Note: this post describes a system for searching posts which once appeared
on this site. It was removed in a fit of simplification. Please see Google’s
site: keyword for any searching needs.
I’ve had some fun recently, adding full-text search support to the posts on the site to try and make a simple-but-still-useful archive.
I’d like to post a bit about the feature and how it works. It’s got a few moving parts so I’m going to break it up a bit.
This post will focus on the backend, setting up sphinx, providing content to it from a yesod application, and executing a search from within a handler. The second post will go into the front-end javascript that I implemented for a pretty simple but effective search-as-you-type interface.
Sphinx ๐
Sphinx is a full-text search tool.
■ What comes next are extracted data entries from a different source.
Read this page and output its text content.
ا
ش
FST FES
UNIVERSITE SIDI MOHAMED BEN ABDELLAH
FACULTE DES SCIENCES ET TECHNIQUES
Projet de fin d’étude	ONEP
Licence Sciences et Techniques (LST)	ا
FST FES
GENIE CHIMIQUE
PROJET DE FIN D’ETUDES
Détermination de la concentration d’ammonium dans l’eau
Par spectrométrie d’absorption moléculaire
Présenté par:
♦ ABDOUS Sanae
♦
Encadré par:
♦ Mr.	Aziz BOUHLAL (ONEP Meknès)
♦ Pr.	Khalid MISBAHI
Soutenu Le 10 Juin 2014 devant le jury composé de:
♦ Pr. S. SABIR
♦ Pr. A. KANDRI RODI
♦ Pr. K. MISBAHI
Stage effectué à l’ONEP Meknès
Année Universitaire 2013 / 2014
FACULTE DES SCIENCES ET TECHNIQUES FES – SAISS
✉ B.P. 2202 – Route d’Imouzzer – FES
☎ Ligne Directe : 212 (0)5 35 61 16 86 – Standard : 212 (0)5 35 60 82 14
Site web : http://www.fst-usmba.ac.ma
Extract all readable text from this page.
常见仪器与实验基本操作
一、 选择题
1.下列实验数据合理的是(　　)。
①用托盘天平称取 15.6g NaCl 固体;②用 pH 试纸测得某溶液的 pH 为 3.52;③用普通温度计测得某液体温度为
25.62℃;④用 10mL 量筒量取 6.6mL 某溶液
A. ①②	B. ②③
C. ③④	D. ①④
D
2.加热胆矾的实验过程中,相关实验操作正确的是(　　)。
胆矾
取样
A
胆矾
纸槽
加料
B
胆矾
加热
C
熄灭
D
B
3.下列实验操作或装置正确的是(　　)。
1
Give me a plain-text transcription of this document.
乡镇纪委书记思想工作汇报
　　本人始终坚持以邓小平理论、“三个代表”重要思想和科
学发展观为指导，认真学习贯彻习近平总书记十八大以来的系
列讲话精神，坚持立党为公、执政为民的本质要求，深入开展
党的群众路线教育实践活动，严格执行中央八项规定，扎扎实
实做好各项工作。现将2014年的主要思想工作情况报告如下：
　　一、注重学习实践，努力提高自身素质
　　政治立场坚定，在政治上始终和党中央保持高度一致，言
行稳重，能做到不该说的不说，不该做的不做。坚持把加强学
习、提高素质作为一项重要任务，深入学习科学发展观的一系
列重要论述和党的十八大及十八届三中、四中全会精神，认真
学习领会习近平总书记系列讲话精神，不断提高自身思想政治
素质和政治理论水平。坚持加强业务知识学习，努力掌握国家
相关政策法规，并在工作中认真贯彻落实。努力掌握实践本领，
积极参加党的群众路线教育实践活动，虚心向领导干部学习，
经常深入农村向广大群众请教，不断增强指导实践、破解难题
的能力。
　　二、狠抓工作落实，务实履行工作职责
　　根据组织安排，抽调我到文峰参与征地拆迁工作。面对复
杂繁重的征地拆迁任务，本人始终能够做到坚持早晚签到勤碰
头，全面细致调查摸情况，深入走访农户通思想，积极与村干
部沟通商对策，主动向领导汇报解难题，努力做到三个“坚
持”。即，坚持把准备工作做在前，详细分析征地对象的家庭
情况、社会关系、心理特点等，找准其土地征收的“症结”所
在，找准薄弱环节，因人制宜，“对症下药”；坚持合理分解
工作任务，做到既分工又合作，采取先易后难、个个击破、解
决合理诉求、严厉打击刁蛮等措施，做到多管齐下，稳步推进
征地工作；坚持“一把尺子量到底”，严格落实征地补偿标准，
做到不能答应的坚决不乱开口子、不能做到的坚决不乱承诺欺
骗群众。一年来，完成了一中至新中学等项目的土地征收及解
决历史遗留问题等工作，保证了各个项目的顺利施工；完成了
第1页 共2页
This assumes you’ve got some concept of “documents” hanging around with lots of content you want to search through by key word.
What sphinx does is let you define a source – a way to get at all of the content you have in a digestible format. It will then consume all that content and build an index which you can search very efficiently returning a list of Ids. You can then use those Ids to display the results to your users.
There are other aspects re: weighting and attributes, but I’m not going to go into that here.
The first thing you need to do (after installing sphinx) is to get your content into a sphinx-index.
If you’ve got the complete text you’ll be searching actually in your database, sphinx can natively pull from mysql or postgresql. In my case, the content is stored on disk in markdown files. For such a scenario, sphinx allows an “xmlpipe” source.
What this means is that you provide sphinx with a command to fetch an xml document containing the content it should index.
Now, if you’ve got a large amount of content, you’re going to want to use clever conduit/enumerator tricks to stream the xml to the indexer in constant memory. That’s what’s being done in this example. I’m doing something a little bit more naive – for two reasons:
- I need to break out into
IOto get the content. This is difficult from within a lifted conduit Monad, etc. - I don’t have that much shit – the thing indexes in almost no time and using almost no memory even with this naive approach.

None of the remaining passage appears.